- 5 years ago
- Wedding: February 2014
….so that’s good.
We’re still going through with it. He wanted to ELOPE and I kind of wanted to as well but I just could not get the nagging feeling/worry that I would regret not marking the occassion with something bigger. PLUS – I needed my mother and grandma to be present and that I couldn’t live without. We decided to compromise on a 50person max (probably only 30 will make it) affair. I thought that would be just purrrrrfect for us. Small but still traditional – with a ceremony and a cake and dancing and all of that. A mini wedding, if you will. And the venue is Faaaaabulous.
What caused this sudden AWWWW HELL NO reaction?

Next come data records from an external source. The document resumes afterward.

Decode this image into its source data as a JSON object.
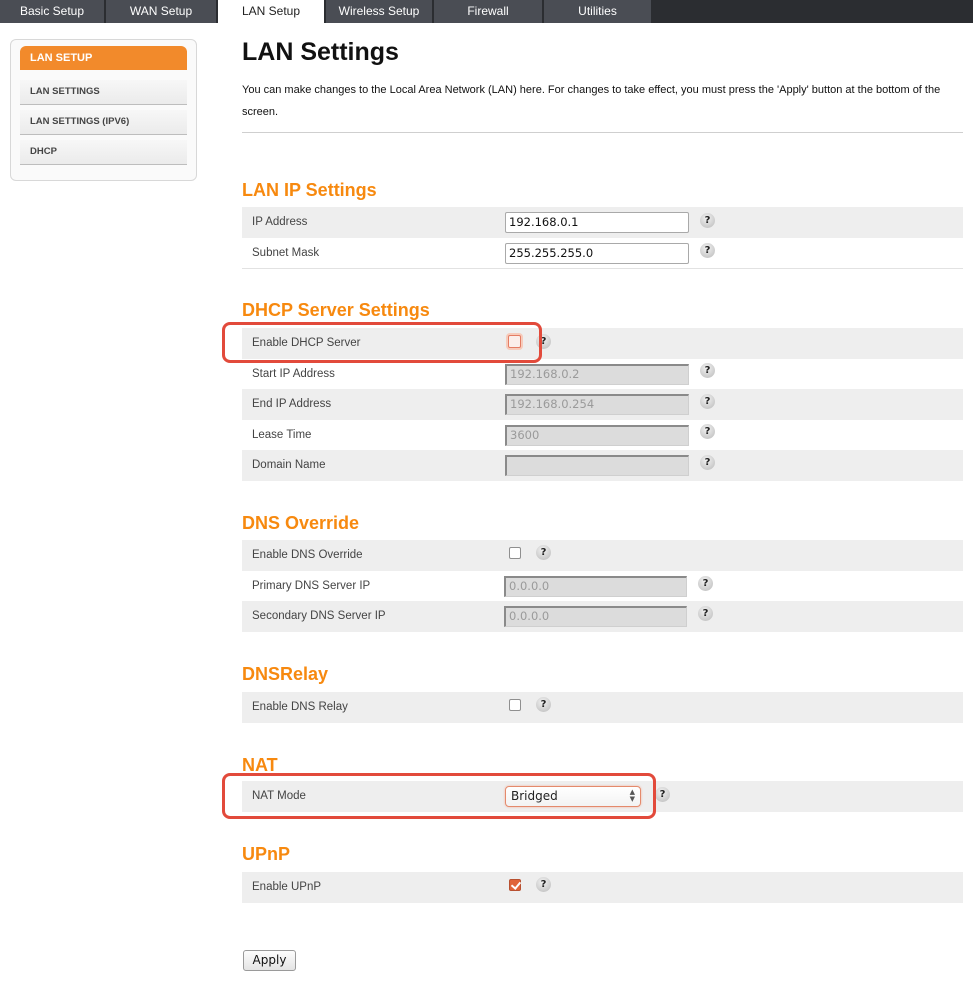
{
  "nav": {
    "tabs": [
      {
        "label": "Basic Setup",
        "active": false
      },
      {
        "label": "WAN Setup",
        "active": false
      },
      {
        "label": "LAN Setup",
        "active": true
      },
      {
        "label": "Wireless Setup",
        "active": false
      },
      {
        "label": "Firewall",
        "active": false
      },
      {
        "label": "Utilities",
        "active": false
      }
    ]
  },
  "sidebar": {
    "header": "LAN SETUP",
    "items": [
      {
        "label": "LAN SETTINGS"
      },
      {
        "label": "LAN SETTINGS (IPV6)"
      },
      {
        "label": "DHCP"
      }
    ]
  },
  "page": {
    "title": "LAN Settings",
    "intro": "You can make changes to the Local Area Network (LAN) here. For changes to take effect, you must press the 'Apply' button at the bottom of the screen."
  },
  "lan_ip": {
    "title": "LAN IP Settings",
    "ip_address": {
      "label": "IP Address",
      "value": "192.168.0.1"
    },
    "subnet_mask": {
      "label": "Subnet Mask",
      "value": "255.255.255.0"
    }
  },
  "dhcp": {
    "title": "DHCP Server Settings",
    "enable": {
      "label": "Enable DHCP Server",
      "checked": false
    },
    "start_ip": {
      "label": "Start IP Address",
      "value": "192.168.0.2"
    },
    "end_ip": {
      "label": "End IP Address",
      "value": "192.168.0.254"
    },
    "lease_time": {
      "label": "Lease Time",
      "value": "3600"
    },
    "domain_name": {
      "label": "Domain Name",
      "value": ""
    }
  },
  "dns_override": {
    "title": "DNS Override",
    "enable": {
      "label": "Enable DNS Override",
      "checked": false
    },
    "primary": {
      "label": "Primary DNS Server IP",
      "value": "0.0.0.0"
    },
    "secondary": {
      "label": "Secondary DNS Server IP",
      "value": "0.0.0.0"
    }
  },
  "dns_relay": {
    "title": "DNSRelay",
    "enable": {
      "label": "Enable DNS Relay",
      "checked": false
    }
  },
  "nat": {
    "title": "NAT",
    "mode": {
      "label": "NAT Mode",
      "selected": "Bridged"
    }
  },
  "upnp": {
    "title": "UPnP",
    "enable": {
      "label": "Enable UPnP",
      "checked": true
    }
  },
  "help_glyph": "?",
  "select_arrows": "▲\n▼",
  "apply_label": "Apply",
  "colors": {
    "accent_orange": "#f7890f",
    "sidebar_header": "#f28a2b",
    "annotation_red": "#e24a3b",
    "nav_bg": "#4a4d54"
  }
}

I was looking through the pro pics of my FI’s brother’s wedding from two years ago. I went to it. It was typical wedding – very nice – 150 guests. The pictures were so beautiful and all I could think of was “That’s not us!” We aren’t that perfect couple that stare into each other’s eyes, we aren’t fashionable or primmed and prepped…ever. After looking at the photos I just felt a sudden rise of anxiety – I feel…almost….fraudulant.

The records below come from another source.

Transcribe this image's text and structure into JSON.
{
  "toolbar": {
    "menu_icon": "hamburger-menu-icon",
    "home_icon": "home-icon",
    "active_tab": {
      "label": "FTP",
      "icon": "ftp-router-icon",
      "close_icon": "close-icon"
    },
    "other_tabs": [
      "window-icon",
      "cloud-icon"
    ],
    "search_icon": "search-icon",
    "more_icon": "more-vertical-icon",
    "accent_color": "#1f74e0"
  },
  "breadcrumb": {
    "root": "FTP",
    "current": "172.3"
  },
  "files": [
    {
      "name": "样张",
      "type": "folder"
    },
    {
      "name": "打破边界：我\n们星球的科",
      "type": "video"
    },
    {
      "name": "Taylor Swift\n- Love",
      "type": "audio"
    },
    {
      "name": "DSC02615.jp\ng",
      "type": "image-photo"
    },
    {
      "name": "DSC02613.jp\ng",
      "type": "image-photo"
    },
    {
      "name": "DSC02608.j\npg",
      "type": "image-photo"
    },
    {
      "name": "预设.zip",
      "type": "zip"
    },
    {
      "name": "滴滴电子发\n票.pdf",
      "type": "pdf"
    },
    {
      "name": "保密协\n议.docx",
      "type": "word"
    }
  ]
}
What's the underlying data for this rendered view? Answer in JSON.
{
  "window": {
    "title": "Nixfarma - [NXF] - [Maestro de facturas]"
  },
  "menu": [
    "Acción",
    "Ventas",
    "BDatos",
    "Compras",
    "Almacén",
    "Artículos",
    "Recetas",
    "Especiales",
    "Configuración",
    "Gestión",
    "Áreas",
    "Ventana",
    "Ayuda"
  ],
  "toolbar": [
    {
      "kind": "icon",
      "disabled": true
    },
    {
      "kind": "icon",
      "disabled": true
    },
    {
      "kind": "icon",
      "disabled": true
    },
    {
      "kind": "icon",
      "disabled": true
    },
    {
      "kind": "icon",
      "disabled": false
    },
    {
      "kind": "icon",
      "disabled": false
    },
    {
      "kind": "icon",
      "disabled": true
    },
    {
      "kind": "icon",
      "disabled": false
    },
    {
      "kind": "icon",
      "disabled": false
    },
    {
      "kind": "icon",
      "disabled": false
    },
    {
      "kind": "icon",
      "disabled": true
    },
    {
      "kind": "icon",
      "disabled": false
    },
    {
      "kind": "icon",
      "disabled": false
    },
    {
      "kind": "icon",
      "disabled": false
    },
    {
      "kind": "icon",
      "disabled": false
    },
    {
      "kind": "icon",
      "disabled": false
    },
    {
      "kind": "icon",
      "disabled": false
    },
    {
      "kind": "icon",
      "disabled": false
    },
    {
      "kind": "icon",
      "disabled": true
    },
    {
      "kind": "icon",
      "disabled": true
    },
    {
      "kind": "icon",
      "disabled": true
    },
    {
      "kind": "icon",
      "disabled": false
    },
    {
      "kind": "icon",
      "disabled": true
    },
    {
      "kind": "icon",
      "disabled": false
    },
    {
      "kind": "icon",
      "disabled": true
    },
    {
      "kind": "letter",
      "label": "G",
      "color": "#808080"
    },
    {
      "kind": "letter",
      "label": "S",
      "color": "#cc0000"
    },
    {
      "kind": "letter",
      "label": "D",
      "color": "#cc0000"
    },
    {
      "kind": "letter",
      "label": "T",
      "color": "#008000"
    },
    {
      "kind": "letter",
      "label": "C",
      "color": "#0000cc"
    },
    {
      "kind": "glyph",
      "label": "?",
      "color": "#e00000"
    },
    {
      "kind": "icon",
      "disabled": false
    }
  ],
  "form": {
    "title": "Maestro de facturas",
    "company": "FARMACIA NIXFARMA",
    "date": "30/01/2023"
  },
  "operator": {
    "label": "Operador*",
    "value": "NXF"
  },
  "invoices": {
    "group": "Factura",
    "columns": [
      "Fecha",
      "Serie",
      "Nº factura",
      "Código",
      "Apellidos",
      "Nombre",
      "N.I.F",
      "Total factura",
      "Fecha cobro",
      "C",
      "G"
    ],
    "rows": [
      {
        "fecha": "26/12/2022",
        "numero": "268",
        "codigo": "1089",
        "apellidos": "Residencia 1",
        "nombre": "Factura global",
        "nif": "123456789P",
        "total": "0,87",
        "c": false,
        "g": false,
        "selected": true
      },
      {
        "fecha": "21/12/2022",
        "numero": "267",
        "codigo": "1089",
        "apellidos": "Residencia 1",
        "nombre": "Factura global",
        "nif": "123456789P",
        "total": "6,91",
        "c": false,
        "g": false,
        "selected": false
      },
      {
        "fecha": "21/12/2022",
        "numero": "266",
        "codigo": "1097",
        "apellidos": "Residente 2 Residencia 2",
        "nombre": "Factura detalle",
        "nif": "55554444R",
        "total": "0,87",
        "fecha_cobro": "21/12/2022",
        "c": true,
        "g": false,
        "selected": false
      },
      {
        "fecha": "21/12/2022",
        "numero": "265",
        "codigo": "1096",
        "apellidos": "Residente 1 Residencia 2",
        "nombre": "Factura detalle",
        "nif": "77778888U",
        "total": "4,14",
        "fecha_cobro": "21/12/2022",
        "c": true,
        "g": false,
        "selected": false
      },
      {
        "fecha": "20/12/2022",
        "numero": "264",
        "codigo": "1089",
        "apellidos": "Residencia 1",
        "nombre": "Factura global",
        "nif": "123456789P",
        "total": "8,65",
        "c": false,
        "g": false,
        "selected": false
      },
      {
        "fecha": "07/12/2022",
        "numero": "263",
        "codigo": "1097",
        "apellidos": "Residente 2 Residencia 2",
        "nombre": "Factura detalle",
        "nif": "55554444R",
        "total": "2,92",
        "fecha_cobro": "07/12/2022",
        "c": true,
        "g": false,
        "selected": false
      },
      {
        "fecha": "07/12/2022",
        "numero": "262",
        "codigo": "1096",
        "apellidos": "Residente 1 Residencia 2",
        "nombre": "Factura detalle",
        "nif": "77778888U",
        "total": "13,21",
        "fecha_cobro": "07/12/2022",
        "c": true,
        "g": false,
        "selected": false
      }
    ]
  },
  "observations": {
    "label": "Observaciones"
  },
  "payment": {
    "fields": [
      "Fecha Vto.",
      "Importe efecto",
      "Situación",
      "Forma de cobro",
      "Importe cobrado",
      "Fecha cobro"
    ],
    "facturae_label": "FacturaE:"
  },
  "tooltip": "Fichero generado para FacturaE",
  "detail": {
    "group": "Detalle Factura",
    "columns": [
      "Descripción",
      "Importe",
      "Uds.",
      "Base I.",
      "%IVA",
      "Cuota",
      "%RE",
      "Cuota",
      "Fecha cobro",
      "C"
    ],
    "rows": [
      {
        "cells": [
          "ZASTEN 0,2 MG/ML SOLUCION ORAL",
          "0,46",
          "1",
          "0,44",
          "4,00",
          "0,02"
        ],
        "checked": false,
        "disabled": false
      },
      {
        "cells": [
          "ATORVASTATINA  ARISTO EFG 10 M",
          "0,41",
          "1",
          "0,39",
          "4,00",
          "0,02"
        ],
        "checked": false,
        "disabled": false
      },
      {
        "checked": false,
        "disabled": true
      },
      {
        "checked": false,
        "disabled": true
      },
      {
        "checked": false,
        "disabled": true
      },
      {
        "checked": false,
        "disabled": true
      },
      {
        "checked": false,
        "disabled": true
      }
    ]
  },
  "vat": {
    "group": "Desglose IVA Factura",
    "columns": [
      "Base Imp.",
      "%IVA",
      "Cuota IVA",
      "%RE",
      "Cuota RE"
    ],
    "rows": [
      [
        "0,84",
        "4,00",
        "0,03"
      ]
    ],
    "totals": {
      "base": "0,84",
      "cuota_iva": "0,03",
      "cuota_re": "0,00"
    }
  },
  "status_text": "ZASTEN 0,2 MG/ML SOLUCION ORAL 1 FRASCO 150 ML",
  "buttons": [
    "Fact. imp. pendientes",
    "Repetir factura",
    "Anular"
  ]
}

At first I was so into it – white dress, cake tasting, spending a bunch of money on different food choices and open bar but as I said before – it just seems, with pulling out all the stops, less intimate. Less us.
I don’t want to back out of the wedding but I need some serious tips for making this upscale, traditional wedding more casual for us and for the guests. We don’t like to take ourselves too seriously and this wedding SCREAMS that we are taking ourselves very seriously.
Any tips? I’m having a near attack at the thought of not being true to ourselves on this very special day.